Our first boat preview was quite an eye opener. We saw a boat for sale on Q dock at the Oceanside Harbor. Only $8,000 the voice in my head was screaming! Now we know why it was ONLY $8,000. In all actuality, it should have been more along the lines of $2,000. Here is the thing, I had only been looking at brokerage yachts. You know the ones drastically marked up so that the salesman can put food on their tables? Gourmet food. Anyway, the beat up ol’ 26′ boat needed so much work, that we would have spent double the cost of her worth just to get her ready for a day sail! Although I love the Q dock for it’s proximity to the beach, shops and restaurant’s, I was not having the lack of upkeep on this neglected boat. Next…
Tick tock, tick tock… Have you ever heard the saying, a watched clock never moves? Welcome to my world.
My life is a waiting game. Every single day when I wake up, I find myself counting down the days on an internal calendar. The problem is, the calendar I reference on a daily basis does not have that big red X on it that indicates an end date. You know the date that says, “Today is the day!” You made it. Instead, I know I am looking at years of waiting for the day when we can be free of the rat race of life on land. I am at the mercy of my husbands’ dreams. I have to wait until he has the same epiphany I had about a year ago.
My epiphany goes a little something like this…I realized I am so fed up with the mentality of society as a whole. I had to break it down as simple as I could to make it all make sense. Here it goes. First, we as a society have such a horrible case of the “It’s all about me” mentality. Now, I know, that my fancy pants diagnosis is not real, however, it should be! Of course there are exceptions to every rule, but, more often than not, people are watching out for número uno! Second, we make decisions on a daily basis based on fear. The fear of the unknown, can be pretty scary, but, c’mon we have been trained to question everything about everything. We can’t even just eat dinner without being afraid of how they raised the chicken. We certainly can’t get on a plane without fearing God forbid, the plane goes down. As I am writing this post, a passenger next to me is having a conversation with the third person in our row. He stated that he could not and would not put a swimming pool in his back yard. Why? Because he did not want a roaming kid to randomly wander into his gated and locked backyard, possibly fall into the pool and then by chance drown while he was at it. We are afraid of what might happen, but even more so, by lawsuits. He was an attorney and has just seen way too much of an abused system. We have a way of feeling the need to cater to the minority, just to steer clear of a lawsuit that is based on discrimination. We are afraid they might win. F.E.A.R. Is taking over our society and sneaking into everyone’s every move.
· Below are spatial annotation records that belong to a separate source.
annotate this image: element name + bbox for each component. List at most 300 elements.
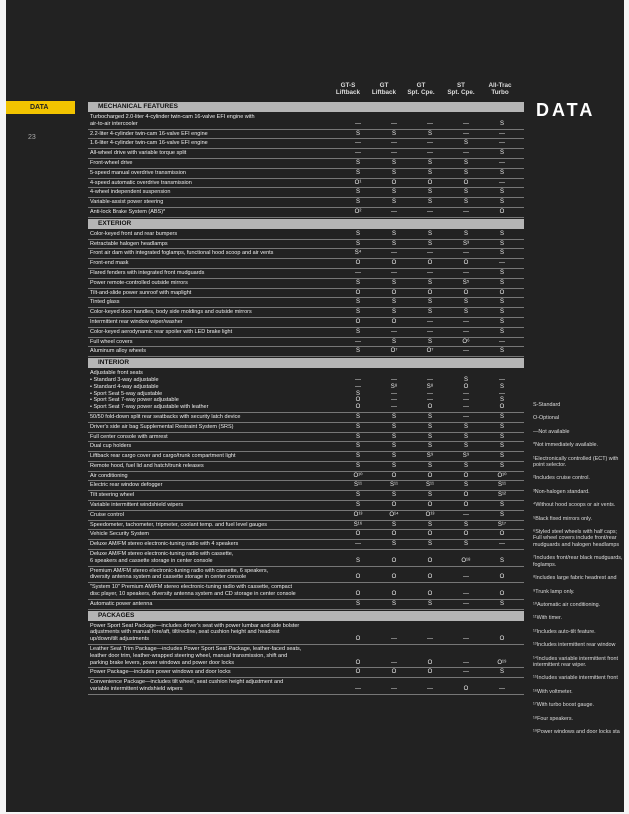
value-text: — bbox=[499, 390, 505, 397]
value-text: O bbox=[499, 531, 505, 538]
table-row bbox=[88, 521, 524, 531]
feature-line: Power Package—includes power windows and door locks bbox=[90, 669, 231, 676]
table-row bbox=[88, 169, 524, 179]
value-text: S bbox=[391, 423, 396, 430]
value-text: — bbox=[499, 140, 505, 147]
feature-line: Remote hood, fuel lid and hatch/trunk releases bbox=[90, 462, 204, 469]
value-text: O bbox=[463, 260, 469, 267]
value-text: S bbox=[355, 199, 360, 206]
value-text: O bbox=[391, 260, 397, 267]
value-text: S bbox=[499, 383, 504, 390]
value-text: S bbox=[427, 462, 432, 469]
value-cell bbox=[448, 230, 484, 239]
legend-item: ³Non-halogen standard. bbox=[533, 488, 590, 495]
feature-label bbox=[88, 259, 340, 268]
value-cell bbox=[340, 159, 376, 168]
feature-label bbox=[88, 240, 340, 249]
feature-label bbox=[88, 159, 340, 168]
value-cell bbox=[340, 149, 376, 158]
value-cell bbox=[484, 550, 520, 566]
table-row bbox=[88, 481, 524, 491]
value-text: — bbox=[427, 140, 433, 147]
value-cell bbox=[484, 328, 520, 337]
value-text: O bbox=[427, 502, 433, 509]
value-cell bbox=[340, 423, 376, 432]
value-cell bbox=[412, 298, 448, 307]
table-row bbox=[88, 269, 524, 279]
value-cell bbox=[340, 289, 376, 298]
table-row bbox=[88, 491, 524, 501]
table-row bbox=[88, 347, 524, 357]
value-cell bbox=[340, 413, 376, 422]
value-cell bbox=[376, 530, 412, 539]
feature-line: Anti-lock Brake System (ABS)* bbox=[90, 208, 166, 215]
value-cell bbox=[412, 159, 448, 168]
feature-label bbox=[88, 462, 340, 471]
value-cell bbox=[376, 279, 412, 288]
value-cell bbox=[412, 139, 448, 148]
table-row bbox=[88, 198, 524, 208]
table-row bbox=[88, 600, 524, 610]
feature-label bbox=[88, 279, 340, 288]
value-text: — bbox=[463, 669, 469, 676]
table-row bbox=[88, 188, 524, 198]
value-text: S bbox=[427, 521, 432, 528]
value-text: — bbox=[427, 390, 433, 397]
table-row bbox=[88, 279, 524, 289]
value-cell bbox=[484, 169, 520, 178]
table-row bbox=[88, 139, 524, 149]
value-text: S⁹ bbox=[462, 453, 470, 460]
table-row bbox=[88, 413, 524, 423]
table-row bbox=[88, 149, 524, 159]
value-text: S bbox=[427, 541, 432, 548]
legend-item: —Not available bbox=[533, 428, 570, 435]
value-text: S bbox=[355, 600, 360, 607]
value-cell bbox=[376, 645, 412, 667]
feature-line: Variable-assist power steering bbox=[90, 199, 164, 206]
feature-label bbox=[88, 369, 340, 412]
value-text: O bbox=[499, 289, 505, 296]
value-text: O bbox=[463, 472, 469, 479]
value-cell bbox=[412, 259, 448, 268]
feature-line: All-wheel drive with variable torque split bbox=[90, 150, 187, 157]
value-text: — bbox=[499, 179, 505, 186]
value-cell bbox=[448, 113, 484, 129]
value-cell bbox=[376, 169, 412, 178]
feature-line: disc player, 10 speakers, diversity antenna system and CD storage in center console bbox=[90, 591, 296, 598]
legend-item: ⁵Black fixed mirrors only. bbox=[533, 515, 593, 522]
value-cell bbox=[448, 540, 484, 549]
value-cell bbox=[340, 130, 376, 139]
value-cell bbox=[412, 130, 448, 139]
value-text: S bbox=[355, 159, 360, 166]
value-text: O bbox=[355, 591, 361, 598]
value-cell bbox=[484, 481, 520, 490]
value-text: O bbox=[499, 404, 505, 411]
feature-line: Premium AM/FM stereo electronic-tuning radio with cassette, 6 speakers, bbox=[90, 567, 269, 574]
legend-item: ²Includes cruise control. bbox=[533, 475, 590, 482]
value-text: O bbox=[355, 404, 361, 411]
value-cell bbox=[340, 491, 376, 500]
table-row bbox=[88, 511, 524, 521]
feature-line: Automatic power antenna bbox=[90, 600, 153, 607]
value-text: S bbox=[463, 199, 468, 206]
value-text: S bbox=[499, 413, 504, 420]
value-text: S bbox=[391, 230, 396, 237]
legend-item: ¹⁶With voltmeter. bbox=[533, 688, 573, 695]
feature-line: Cruise control bbox=[90, 511, 124, 518]
value-cell bbox=[412, 149, 448, 158]
column-header bbox=[441, 82, 481, 96]
value-text: — bbox=[355, 376, 361, 383]
feature-label bbox=[88, 540, 340, 549]
value-text: S bbox=[391, 413, 396, 420]
table-row bbox=[88, 442, 524, 452]
value-text: S bbox=[499, 189, 504, 196]
value-cell bbox=[340, 583, 376, 599]
value-text: O bbox=[427, 557, 433, 564]
value-text: S bbox=[499, 557, 504, 564]
legend-item: ⁸Includes large fabric headrest and bbox=[533, 575, 617, 582]
feature-label bbox=[88, 269, 340, 278]
legend-item: *Not immediately available. bbox=[533, 442, 599, 449]
value-text: — bbox=[391, 376, 397, 383]
value-cell bbox=[484, 308, 520, 317]
value-text: S bbox=[427, 199, 432, 206]
value-cell bbox=[484, 208, 520, 217]
value-cell bbox=[448, 149, 484, 158]
value-text: — bbox=[427, 328, 433, 335]
table-row bbox=[88, 328, 524, 338]
feature-line: Flared fenders with integrated front mudguards bbox=[90, 269, 205, 276]
feature-label bbox=[88, 521, 340, 530]
value-text: O bbox=[463, 179, 469, 186]
feature-label bbox=[88, 550, 340, 566]
feature-line: Color-keyed aerodynamic rear spoiler with LED brake light bbox=[90, 328, 233, 335]
value-cell bbox=[340, 481, 376, 490]
value-text: S bbox=[499, 309, 504, 316]
feature-label bbox=[88, 298, 340, 307]
value-text: S bbox=[427, 169, 432, 176]
feature-line: Deluxe AM/FM stereo electronic-tuning radio with cassette, bbox=[90, 551, 234, 558]
value-text: S bbox=[427, 130, 432, 137]
value-cell bbox=[484, 645, 520, 667]
value-text: S¹¹ bbox=[498, 482, 506, 489]
value-text: O bbox=[427, 574, 433, 581]
value-cell bbox=[340, 139, 376, 148]
value-text bbox=[412, 370, 448, 377]
feature-line: Tilt-and-slide power sunroof with maplight bbox=[90, 289, 192, 296]
value-text: S bbox=[391, 338, 396, 345]
value-cell bbox=[448, 678, 484, 694]
value-text: — bbox=[391, 328, 397, 335]
value-cell bbox=[340, 188, 376, 197]
value-cell bbox=[340, 530, 376, 539]
value-text: O bbox=[427, 289, 433, 296]
legend-item: ¹⁹Power windows and door locks sta bbox=[533, 728, 620, 735]
value-text: — bbox=[427, 686, 433, 693]
value-cell bbox=[448, 600, 484, 609]
value-text: — bbox=[391, 269, 397, 276]
column-header bbox=[328, 82, 368, 96]
value-text: S bbox=[355, 462, 360, 469]
value-text: S bbox=[391, 541, 396, 548]
value-text: — bbox=[499, 376, 505, 383]
value-text: S bbox=[391, 240, 396, 247]
column-header bbox=[480, 82, 520, 96]
value-text: O bbox=[355, 659, 361, 666]
value-cell bbox=[376, 338, 412, 347]
value-cell bbox=[448, 521, 484, 530]
table-row bbox=[88, 567, 524, 584]
value-cell bbox=[376, 269, 412, 278]
column-header bbox=[364, 82, 404, 96]
feature-label bbox=[88, 622, 340, 644]
value-text: — bbox=[499, 338, 505, 345]
table-row bbox=[88, 622, 524, 645]
value-cell bbox=[412, 550, 448, 566]
value-text: S bbox=[499, 150, 504, 157]
value-cell bbox=[484, 423, 520, 432]
feature-line: up/down/tilt adjustments bbox=[90, 636, 150, 643]
value-text: S bbox=[499, 318, 504, 325]
value-cell bbox=[448, 279, 484, 288]
value-cell bbox=[484, 462, 520, 471]
value-text: — bbox=[463, 208, 469, 215]
value-cell bbox=[484, 452, 520, 461]
value-text: O bbox=[355, 669, 361, 676]
value-text: — bbox=[391, 250, 397, 257]
feature-line: • Standard 3-way adjustable bbox=[90, 376, 159, 383]
table-row bbox=[88, 230, 524, 240]
value-text: S bbox=[427, 309, 432, 316]
value-text: O¹⁰ bbox=[497, 472, 507, 479]
value-text: S bbox=[427, 299, 432, 306]
value-text: S bbox=[499, 511, 504, 518]
table-row bbox=[88, 668, 524, 678]
value-cell bbox=[340, 678, 376, 694]
value-text: S bbox=[355, 230, 360, 237]
value-text: S bbox=[499, 453, 504, 460]
value-cell bbox=[448, 198, 484, 207]
value-cell bbox=[484, 369, 520, 412]
value-cell bbox=[340, 369, 376, 412]
value-text: O bbox=[355, 574, 361, 581]
value-text: S bbox=[463, 541, 468, 548]
value-cell bbox=[448, 452, 484, 461]
table-row bbox=[88, 318, 524, 328]
value-text: — bbox=[463, 511, 469, 518]
value-cell bbox=[448, 530, 484, 539]
value-text: S bbox=[391, 189, 396, 196]
table-row bbox=[88, 501, 524, 511]
value-text: — bbox=[391, 659, 397, 666]
value-cell bbox=[340, 259, 376, 268]
value-cell bbox=[448, 481, 484, 490]
legend-item: ¹³Includes intermittent rear window bbox=[533, 642, 616, 649]
legend-item: ¹⁰Automatic air conditioning. bbox=[533, 601, 601, 608]
value-cell bbox=[412, 452, 448, 461]
feature-label bbox=[88, 113, 340, 129]
feature-label bbox=[88, 442, 340, 451]
value-text: O¹ bbox=[354, 179, 362, 186]
value-text: — bbox=[463, 404, 469, 411]
feature-label bbox=[88, 472, 340, 481]
value-cell bbox=[412, 511, 448, 520]
value-text: S bbox=[355, 443, 360, 450]
value-text: S bbox=[355, 453, 360, 460]
value-text: O bbox=[427, 260, 433, 267]
value-cell bbox=[376, 113, 412, 129]
value-cell bbox=[412, 567, 448, 583]
value-cell bbox=[412, 113, 448, 129]
column-header bbox=[401, 82, 441, 96]
value-cell bbox=[376, 433, 412, 442]
value-cell bbox=[448, 338, 484, 347]
value-cell bbox=[412, 462, 448, 471]
value-text: S bbox=[499, 397, 504, 404]
value-cell bbox=[484, 198, 520, 207]
value-cell bbox=[376, 289, 412, 298]
value-text: — bbox=[391, 404, 397, 411]
value-text: S bbox=[463, 169, 468, 176]
table-row bbox=[88, 369, 524, 413]
value-text: O¹⁴ bbox=[389, 511, 399, 518]
value-cell bbox=[484, 501, 520, 510]
feature-label bbox=[88, 149, 340, 158]
value-cell bbox=[412, 530, 448, 539]
feature-label bbox=[88, 491, 340, 500]
value-text: S bbox=[391, 159, 396, 166]
value-text: S bbox=[391, 600, 396, 607]
feature-label bbox=[88, 230, 340, 239]
value-text: S bbox=[355, 433, 360, 440]
value-cell bbox=[340, 622, 376, 644]
feature-label bbox=[88, 188, 340, 197]
value-text: — bbox=[391, 686, 397, 693]
value-text: O bbox=[391, 574, 397, 581]
value-cell bbox=[448, 668, 484, 677]
value-text: S bbox=[427, 159, 432, 166]
feature-line: Retractable halogen headlamps bbox=[90, 240, 168, 247]
table-row bbox=[88, 240, 524, 250]
value-cell bbox=[340, 318, 376, 327]
value-text: — bbox=[391, 150, 397, 157]
value-text: S bbox=[427, 423, 432, 430]
value-cell bbox=[376, 298, 412, 307]
value-text: S bbox=[427, 443, 432, 450]
value-text: S bbox=[355, 309, 360, 316]
value-text: — bbox=[427, 397, 433, 404]
value-cell bbox=[340, 452, 376, 461]
value-text: — bbox=[355, 383, 361, 390]
value-cell bbox=[340, 347, 376, 356]
value-cell bbox=[340, 208, 376, 217]
table-row bbox=[88, 423, 524, 433]
column-header-line2: Liftback bbox=[371, 89, 397, 96]
value-text: — bbox=[463, 390, 469, 397]
feature-label bbox=[88, 423, 340, 432]
value-text: S bbox=[391, 433, 396, 440]
value-cell bbox=[412, 645, 448, 667]
value-cell bbox=[448, 442, 484, 451]
value-text: — bbox=[463, 591, 469, 598]
value-text: O bbox=[355, 260, 361, 267]
value-text: S bbox=[355, 279, 360, 286]
feature-label bbox=[88, 328, 340, 337]
value-text: — bbox=[391, 390, 397, 397]
feature-line: Tilt steering wheel bbox=[90, 492, 135, 499]
value-text: O bbox=[391, 289, 397, 296]
feature-label bbox=[88, 678, 340, 694]
value-text: S⁸ bbox=[390, 383, 398, 390]
value-cell bbox=[340, 169, 376, 178]
feature-label bbox=[88, 511, 340, 520]
value-text: — bbox=[499, 541, 505, 548]
value-text: — bbox=[499, 159, 505, 166]
value-cell bbox=[484, 678, 520, 694]
table-row bbox=[88, 472, 524, 482]
legend bbox=[533, 402, 625, 742]
value-text: S bbox=[463, 189, 468, 196]
value-cell bbox=[484, 188, 520, 197]
value-text: S bbox=[499, 433, 504, 440]
value-cell bbox=[412, 540, 448, 549]
value-cell bbox=[412, 249, 448, 258]
value-cell bbox=[484, 540, 520, 549]
legend-item: S-Standard bbox=[533, 402, 561, 408]
value-cell bbox=[412, 198, 448, 207]
value-text: S bbox=[391, 299, 396, 306]
feature-line: 4-wheel independent suspension bbox=[90, 189, 171, 196]
value-cell bbox=[448, 308, 484, 317]
value-cell bbox=[340, 328, 376, 337]
value-text: O¹⁹ bbox=[497, 659, 507, 666]
value-text: — bbox=[427, 269, 433, 276]
value-cell bbox=[340, 240, 376, 249]
value-text: S bbox=[355, 240, 360, 247]
column-header-line1: All-Trac bbox=[488, 82, 512, 89]
value-text bbox=[484, 370, 520, 377]
value-cell bbox=[484, 318, 520, 327]
value-text: O bbox=[427, 531, 433, 538]
value-cell bbox=[340, 550, 376, 566]
value-text: O⁷ bbox=[390, 348, 398, 355]
value-text: S bbox=[463, 230, 468, 237]
column-header-line1: GT bbox=[379, 82, 389, 89]
value-cell bbox=[340, 298, 376, 307]
value-text: — bbox=[355, 686, 361, 693]
value-cell bbox=[376, 347, 412, 356]
value-text: S bbox=[355, 328, 360, 335]
value-cell bbox=[484, 149, 520, 158]
value-text: O bbox=[463, 686, 469, 693]
value-cell bbox=[340, 442, 376, 451]
value-text: O¹⁰ bbox=[353, 472, 363, 479]
feature-line: Leather Seat Trim Package—includes Power Sport Seat Package, leather-faced seats, bbox=[90, 646, 302, 653]
value-text: S bbox=[427, 240, 432, 247]
value-cell bbox=[448, 249, 484, 258]
feature-line: • Standard 4-way adjustable bbox=[90, 383, 159, 390]
value-cell bbox=[484, 338, 520, 347]
feature-line: Full wheel covers bbox=[90, 338, 133, 345]
feature-line: "System 10" Premium AM/FM stereo electronic-tuning radio with cassette, compact bbox=[90, 584, 292, 591]
table-row bbox=[88, 298, 524, 308]
value-cell bbox=[448, 423, 484, 432]
value-cell bbox=[448, 347, 484, 356]
value-text: S⁸ bbox=[426, 383, 434, 390]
Incredulously, I have to make conscious decision’s on a daily basis to prioritize God, my husband, my children and then my extended family and friends. It used to come pretty easy to me. But, I have to admit, the overwhelming amount of information that I have to sift through myself has become tiresome. I call it an information overload. I am working even harder to “gatekeep” everyday things from my four younger children. So many things that have become acceptable in today’s society, that would have blown a parents mind just 10 years ago, is amazing. Not amazing in a good way. It is sad. Parents spend so much time using electronics as babysitters. My eight year old said that ten year olds need phones according to a kid she does theater with. The simple explanation was it helps you with homework (the calculator) and when you get lost (?????) you can call your parents. It was just last year that I heard parents general consensus was no cell phones until the kid was about 13. But this year the age apparently has dropped to ten?!?! I want to get away from all of this. I want my kids to play kick the can and red rover. I don’t want them constantly asking for the iPad. They don’t even get to watch television or go to public school. I want their curriculum to be geographically worldly. I want them to learn by seeing not by reading about it in some tired old textbook, taught via common core.
Every day I encounter another sad story about someone’s rights being taken away.
My husband is moving up so quickly in his profession, that he wants to stick it out until he makes it to the top of his line of work. He is just finishing up his Master’s degree and wants to be able to put his degree to use. He also dreams of making the transition to a cruising family, just not on the fast track, like I do. He is more content with the slow track, that has the retirement attached to it. He is more in tune with the conservative, well thought out path. I, on the other hand, am more of a free spirit. I am ready to get out there and let’s the chips fall as they may. Although I have some sort of plan, I am more of the palm tree. I go with the wind. So, until I have the date set in stone I sit and I wait. And wait. And wait.